We speak about sexuality before marriage in a prohibitive way; you need to be careful of yihud or of touch. It’s almost inevitable that if and when there are sexual experiences, they may be experienced with conflict and guilt.”
Rosenbaum goes on to say that in her experience counseling couples, she has even heard some amount of dissociation when couples talk about their sexual experiences before marriage. She emphasizes that a healthy conversation about sex discusses pleasure, autonomy and boundaries.
“When your sexual decisions are administrated by whether you’re shomer [negia, not touching the opposite sex before marriage] or not, then these other important variables that go into sexuality don’t get addressed,” Rosenbaum says.
The panel fielded many comments and questions from the audience on the subject of singles who want to have sexual relations.
Questions about whether it’s better to masturbate or have relations with a non-Jewish woman were met with a moderate amount of concern from Rosenbaum in particular.
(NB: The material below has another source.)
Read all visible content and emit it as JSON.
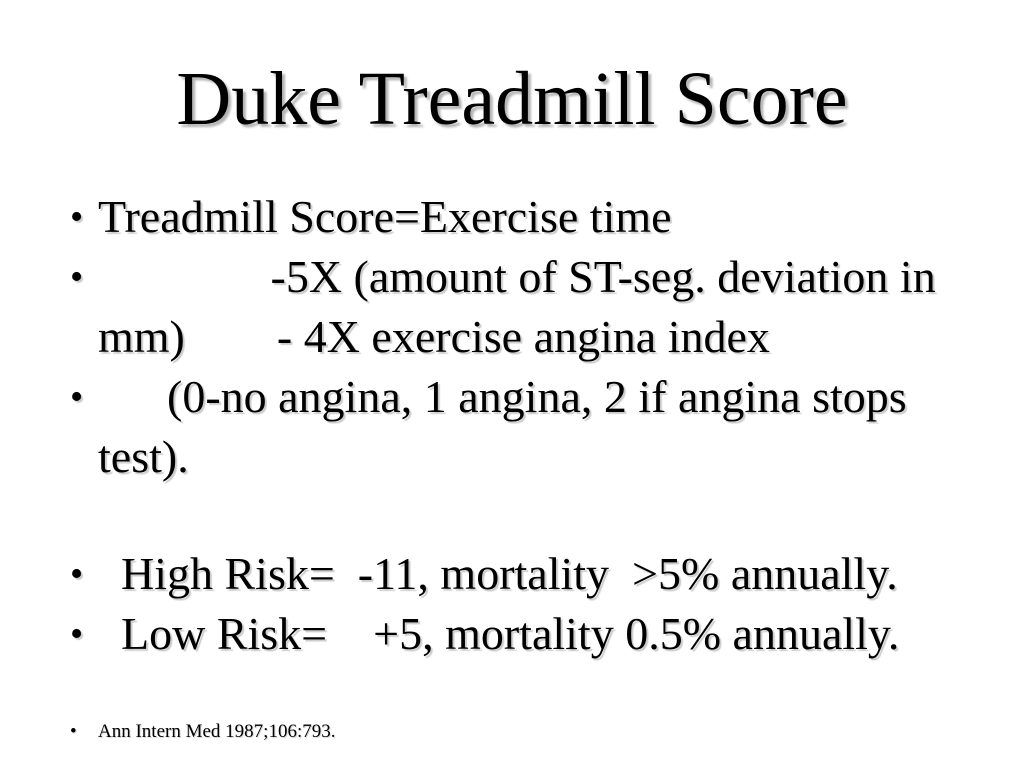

“I reacted to that and said that this whole discussion of what’s better misses the point of what sexuality is all about,” Rosenbaum continues. “Sexuality is not nonexistent until you get married, and then you have permission for your sexual urges. It’s a beautiful expression of intimacy between two people who want to be able to express mutual and consensual love. By talking about what do we do with this urge and how do we hold onto it until we have a legitimate outlet, which the wife becomes, it’s dangerous. It can potentially objectify the woman and turn her role into a savior from the man to prevent him from sinning.”
Simply having a panel of this nature and opening up the conversation is a big step in the right direction toward demystifying the subject of sex in Modern Orthodoxy. Showing that it’s not only acceptable but necessary to talk about this in the beit midrash setting is extremely significant.
For the past two years, Linzer has been doing a podcast in English called “The Joy of Text” with Orthodox sex therapist Dr. Bat Sheva Marcus. The monthly podcast delves into issues of sex and Halacha in the Modern Orthodox community, dealing with a wide range of topics.
“Events like this one tell people that they’re not alone,” Linzer emphasizes. “There are ways of finding answers to these issues.”